Bucknell Students Stage Innovative Production of 'Twelve Angry Men' Inside Prison

It takes a bold, visionary mind to reimagine a 65-year-old staple of eighth grade English class in a way nobody has tried before.

It takes someone like Mackenzie Gross '21.

The theatre and comparative humanities double-major from Poolesville, Md., directed a first-of-its-kind staging of Twelve Angry Men inside SCI Coal Township, a prison located about 45 minutes southeast of Bucknell.

The 12 jurors were played by six female Bucknell students and six "inside students" - men who are prisoners at SCI Coal Township.

"Twelve Angry Men is a play that I've known for a very long time, but I thought it would be remarkable to have it spoken by prisoners," Gross says. "When you have a murder trial being performed by individuals who may have committed murder or may have been involved in a crime in some way, it changes the dialogue and gives the words more impact."

Each week throughout the fall semester, the 12 cast members, along with eight other Bucknell students who served as the backstage crew, gathered at the prison to rehearse the play and - just as important - discuss the significance of a piece published before any of them was born.

"We talked about what it means to have words that were written for white men in the '50s to be said by black men and white women," Gross says. "We take these conversations very seriously because we all come from different backgrounds and perspectives."

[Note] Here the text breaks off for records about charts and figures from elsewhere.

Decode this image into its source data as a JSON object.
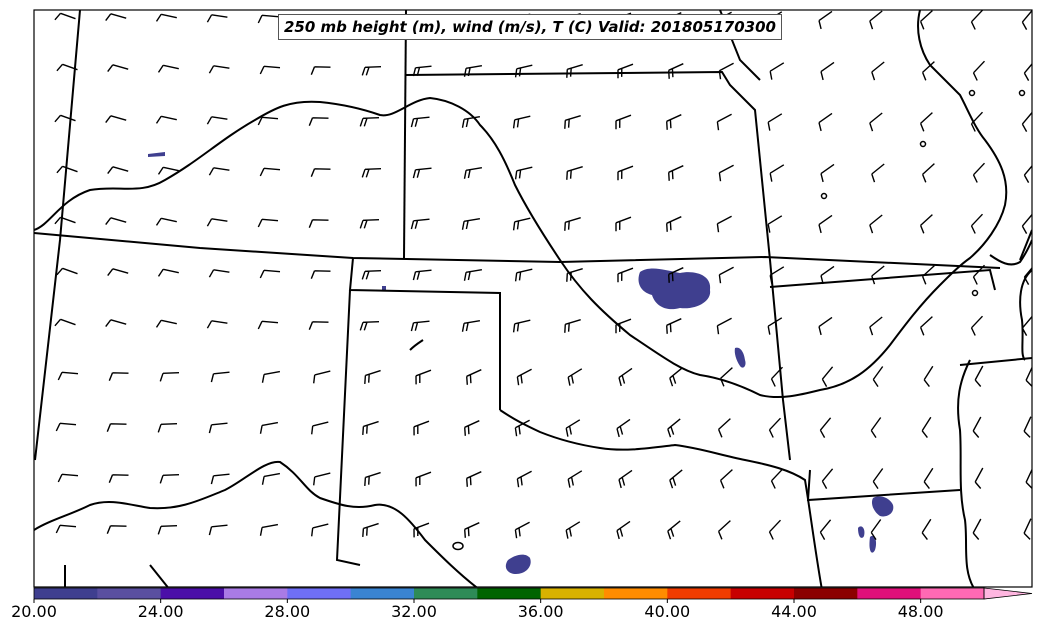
{
  "title": "250 mb height (m), wind (m/s), T (C) Valid: 201805170300",
  "colorbar": {
    "ticks": [
      "20.00",
      "24.00",
      "28.00",
      "32.00",
      "36.00",
      "40.00",
      "44.00",
      "48.00"
    ],
    "colors": [
      "#3f3f8f",
      "#5a4fa0",
      "#4b0fa8",
      "#a97be5",
      "#6f6ff5",
      "#3a84d2",
      "#2e8b57",
      "#006400",
      "#d8b200",
      "#ff8c00",
      "#f03c00",
      "#c80000",
      "#8b0000",
      "#e0107a",
      "#ff69b4",
      "#ffb6e0"
    ],
    "extend": "max"
  },
  "shading_color": "#3f3f8f"
}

But long before the makeshift curtain (infirmary sheets draped over folded-up tables on wheels) parted on opening night, Gross had to get buy-in from three important constituents: her professor, the head of the prison and the inmates themselves.

The performance was at the end of the fall semester, but Gross' journey began a semester earlier in a Bucknell class called Sociology 239: Deviance and Identity, taught by Professor Carl Milofsky.

In that class, students traveled to SCI Coal Township every other week to talk with the prisoners, who were eligible for the program because they hadn't gotten in trouble while incarcerated. There, Gross met some of the men who would later take center stage.